The market continued its downward trend resulting in a free-fall in stock prices on Valentine’s Day this year. Memes describing how Nifty was equally red as love appeared on screens as many traders booked losses following huge selloffs in equities yesterday. All the sectoral indices including auto, bank, oil & gas, PSU Bank, pharma, FMCG, metal, realty, and capital goods indices ended in the red.
The effect of the crash was aggravated with the Ukraine crisis raising concerns over oil supplies. Crude oil prices are already at a seven-year high owing to intermittent instances of clashes between Russia and Ukraine. If crude oil goes any higher, India will witness a higher pressure on its balance of payments, thus, raising the chances of higher inflation. A weakening rupee versus the dollar has led to foreign investors selling off Indian equities in large volumes.
Are we awaiting more volatility?
Amid the downsides synonymous with a fall in stock prices, many retail investors continue to ask if this is the right time to invest or enter the market. While many reiterate that you may start nibbling at some shares, especially, those that have fallen beyond 30-40 per cent. The global indices underscore volatility in the markets.
Vinit Pagaria-Head - Data and Research, StockEdge says, “Investing is a continuing activity and it would be futile for investors to try and time the markets. Having said that, the terrific rally that the Indian equities have witnessed post the Covid crash in March 2020 has left many being silent watchers with low equity allocations on their portfolios. On the other hand, a new breed of first-time equity investors has entered the fray, and for them, it had been a one-way uphill journey till now.
A correction in stock prices is an opportunity to add up on quality companies. However, there is a need to be extremely stock-specific as the liquidity-driven across-the-board rally is now showing signs of tiring out. The broader indices have seen a correction of 10-12% from recent highs, enabling value to emerge in many quality stocks.”
The market has sprung into action with Nifty already in green. While it looks like the markets have pulled back post the big fall, we may still have to wait to check if the market would hit 18,000 on the upside or slide up to 16,500 on the downside. Suresh Sadagopan, Managing Director & Principal Officer, Ladder7 Wealth Planners Pvt. Ltd says, “This is very difficult to predict. We cannot invest thinking the markets will go up or down. We need to invest based on our needs and with time on our side. Only those who give their investments enough time making money.”
Focus on adding value than growth
As of now IT sector shares are outperforming even in a spasmodic staggering market.
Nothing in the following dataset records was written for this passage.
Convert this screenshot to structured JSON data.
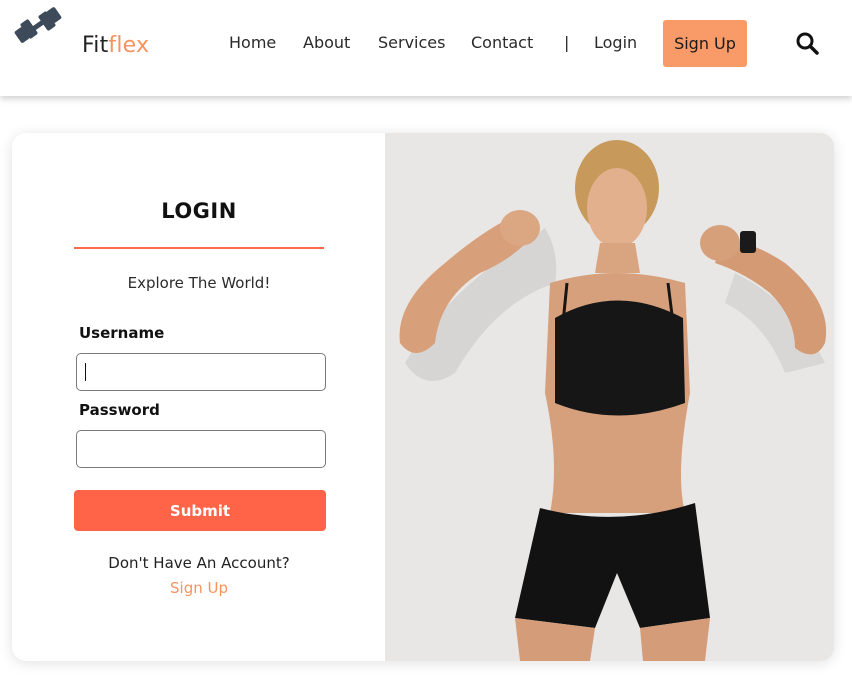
{
  "brand": {
    "part1": "Fit",
    "part2": "flex",
    "icon": "dumbbell-icon"
  },
  "nav": {
    "items": [
      "Home",
      "About",
      "Services",
      "Contact"
    ],
    "separator": "|",
    "login": "Login",
    "signup": "Sign Up",
    "search_icon": "search-icon"
  },
  "form": {
    "title": "LOGIN",
    "tagline": "Explore The World!",
    "username_label": "Username",
    "username_value": "",
    "password_label": "Password",
    "password_value": "",
    "submit": "Submit",
    "no_account": "Don't Have An Account?",
    "signup_link": "Sign Up"
  },
  "colors": {
    "accent_orange": "#f7935f",
    "signup_button": "#f99b69",
    "submit_button": "#ff6449",
    "rule": "#ff6a4f"
  }
}
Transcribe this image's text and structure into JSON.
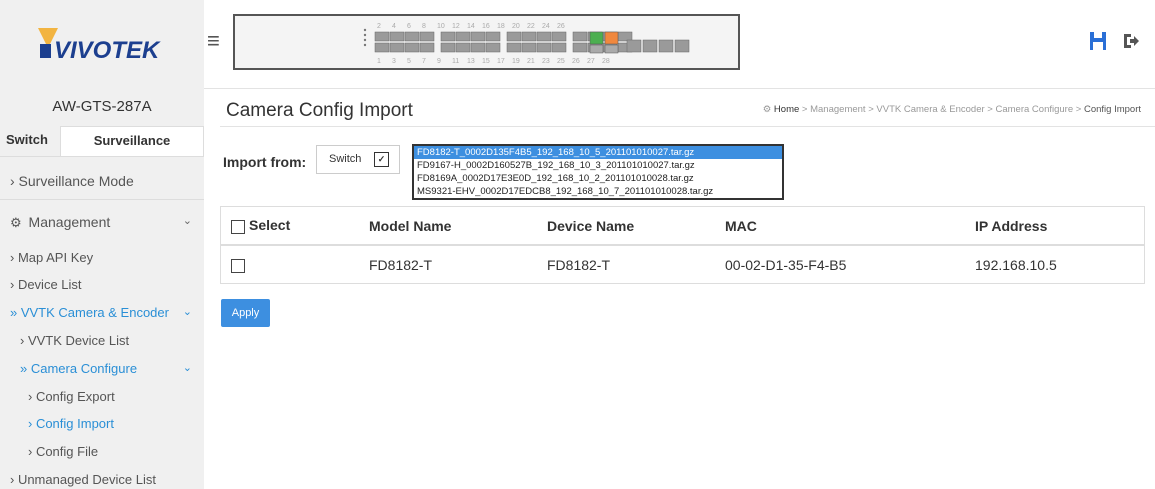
{
  "header": {
    "logo_text": "VIVOTEK",
    "save_icon": "save-icon",
    "logout_icon": "logout-icon",
    "port_numbers_top": [
      "2",
      "4",
      "6",
      "8",
      "10",
      "12",
      "14",
      "16",
      "18",
      "20",
      "22",
      "24",
      "26"
    ],
    "port_numbers_bottom": [
      "1",
      "3",
      "5",
      "7",
      "9",
      "11",
      "13",
      "15",
      "17",
      "19",
      "21",
      "23",
      "25",
      "26",
      "27",
      "28"
    ]
  },
  "sidebar": {
    "device_name": "AW-GTS-287A",
    "tab_switch": "Switch",
    "tab_surveillance": "Surveillance",
    "items": [
      {
        "label": "›  Surveillance Mode"
      },
      {
        "label": "Management"
      },
      {
        "label": "›  Map API Key"
      },
      {
        "label": "›  Device List"
      },
      {
        "label": "»  VVTK Camera & Encoder"
      },
      {
        "label": "›  VVTK Device List"
      },
      {
        "label": "»  Camera Configure"
      },
      {
        "label": "›  Config Export"
      },
      {
        "label": "›  Config Import"
      },
      {
        "label": "›  Config File"
      },
      {
        "label": "›  Unmanaged Device List"
      }
    ]
  },
  "main": {
    "title": "Camera Config Import",
    "breadcrumb": {
      "home": "Home",
      "sep": ">",
      "path": [
        "Management",
        "VVTK Camera & Encoder",
        "Camera Configure"
      ],
      "current": "Config Import"
    },
    "import_label": "Import from:",
    "import_value": "Switch",
    "dropdown_options": [
      "FD8182-T_0002D135F4B5_192_168_10_5_201101010027.tar.gz",
      "FD9167-H_0002D160527B_192_168_10_3_201101010027.tar.gz",
      "FD8169A_0002D17E3E0D_192_168_10_2_201101010028.tar.gz",
      "MS9321-EHV_0002D17EDCB8_192_168_10_7_201101010028.tar.gz"
    ],
    "table": {
      "headers": [
        "Select",
        "Model Name",
        "Device Name",
        "MAC",
        "IP Address"
      ],
      "rows": [
        {
          "model": "FD8182-T",
          "device": "FD8182-T",
          "mac": "00-02-D1-35-F4-B5",
          "ip": "192.168.10.5"
        }
      ]
    },
    "apply_label": "Apply"
  },
  "colors": {
    "accent": "#3d8fe0",
    "active_link": "#2a8fd6",
    "logo_blue": "#1c3f8f",
    "port_green": "#4caf50",
    "port_orange": "#f0883e"
  }
}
Constantly changing narratives over bond yields or crude oil prices have led to very unsure investment and trading strategies. Neeraj Chadawar, Head - Quantitative Equity Research, Axis Securities says, “The market is currently in a consolidation phase.
However, yesterday’s reaction was more intense due to Geo-political tension and the rising crude prices, which were weighing on investors’ sentiments, resulting in a rise in volatility. We believe investors should utilize this increase in volatility to build positions in quality large-cap and mid-cap stocks as the earning expectations for Indian corporates remain strong.”
“The recent correction has paved the way for consolidation - both price-wise and time-wise. While some stocks have seen a sharp decline after a fabulous run-up over months, others have seen a time correction. Both are healthy for the structural setup of the markets and are necessary to take out weak hands.
The broader fundamentals have been strong and the quarterly numbers have been reasonably good as well. Nevertheless, global triggers like political risks and fears of tightening liquidity would continue to keep the markets volatile in the short run,” says Pagaria.
Sectoral rotation is expected to happen with some sectors yielding better results due to the effect of the pandemic as well a change in how many view investments. Exposure to equities must continue, though the focus must continue buying ‘quality stocks’ apart from bringing down the risk through investment in shares of specific sectors. Long-term investors must aim for a bit of sectoral rotation within the portfolio for continued returns and prevent it from going red in its entirety.